Elena slo abandoned them, but for a completely different reason. She wanted to discover the truth of the cave etchings directly from the source. Rebekah. Erin didn't think it was the safest option, but her sister insisted and promised to be careful in how she approached the Original.
Erin stared down at the printed images, trying to identify what they could possibly mean. And with her knowledge of the supernatural, along with what she knew of the Originals, she found the task easier than she thought.
A handful of the pictures were labeled at that point. The depiction of the White Oak tree, and the names of the Original Family. Klaus, Elijah, Rebekah, Mikael, and three siblings. Other images were much more difficult to identify, but some came so easily Erin began to second guess herself.
When Alaric labeled one picture as vampire, Erin hesitated. She picked up another image that looked nearly identical, but with a slight change. An etching of what appeared to be a sun, while the other resembled a moon.

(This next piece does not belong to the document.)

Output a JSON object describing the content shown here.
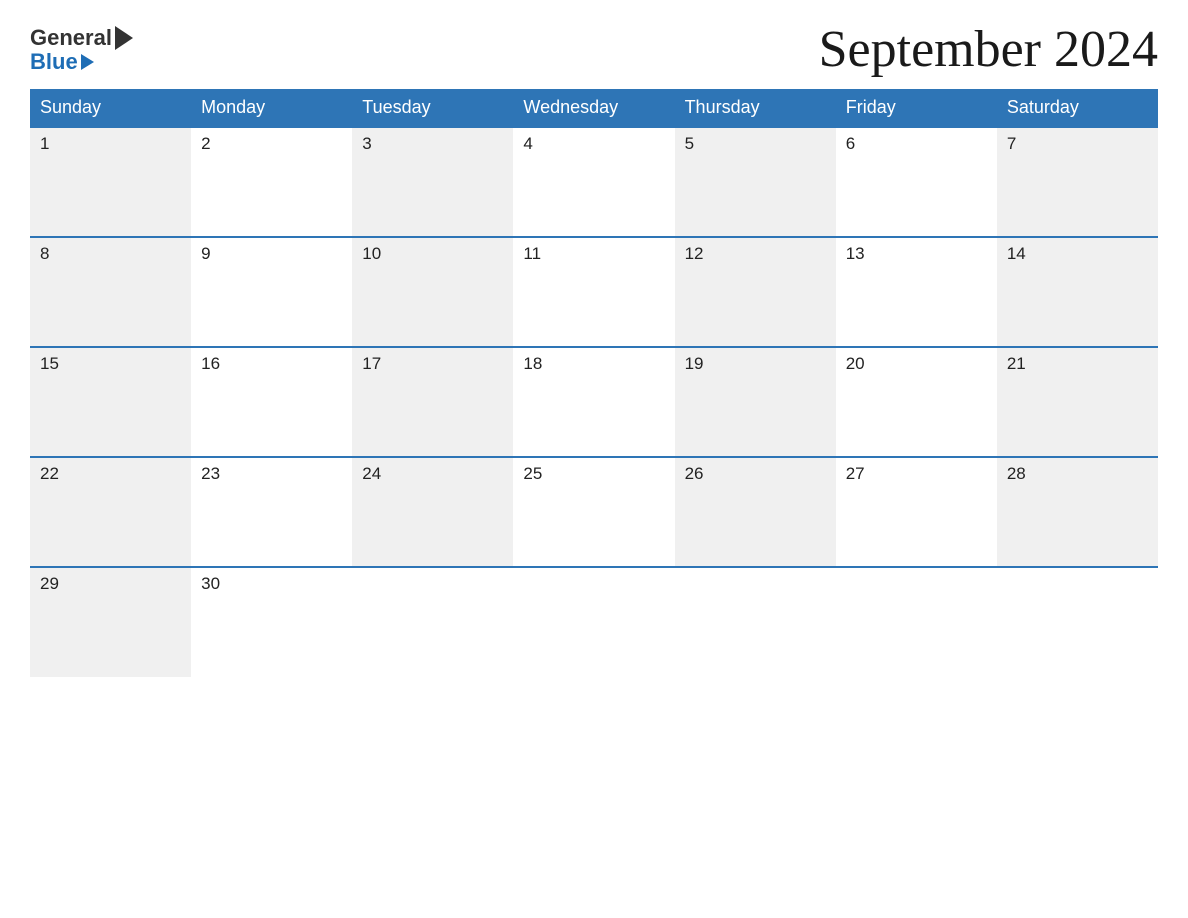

"I think this one's vampire," Erin voiced, setting it down beside the previously labeled photo.
Alaric glanced between them and hummed. "I think you're right." He tore off the post-it note that read vampire and placed it on Erin's picture, before he grabbed a new one and wrote werewolf. "You know, I knew you were good at history, I just didn't think you rivaled me in the 'history buff' department," he quipped.
Erin smiled with a light shake of her head. "I don't know about that. I've just always loved history. Learning things about other places and the people and how things used to be," she relayed.
Alaric held his own smile until it grew small, falling into a frown. He tried to return his attention to the images before them, as if the expression never surfaced, but Erin noticed it clear as day.
"What?" Erin asked, curious to know what ran through his mind.
Alaric pressed his lips together and slightly shook his head. "It's nothing."
Erin huffed, turning to face him. "Okay, now you have to tell me.," she prodded.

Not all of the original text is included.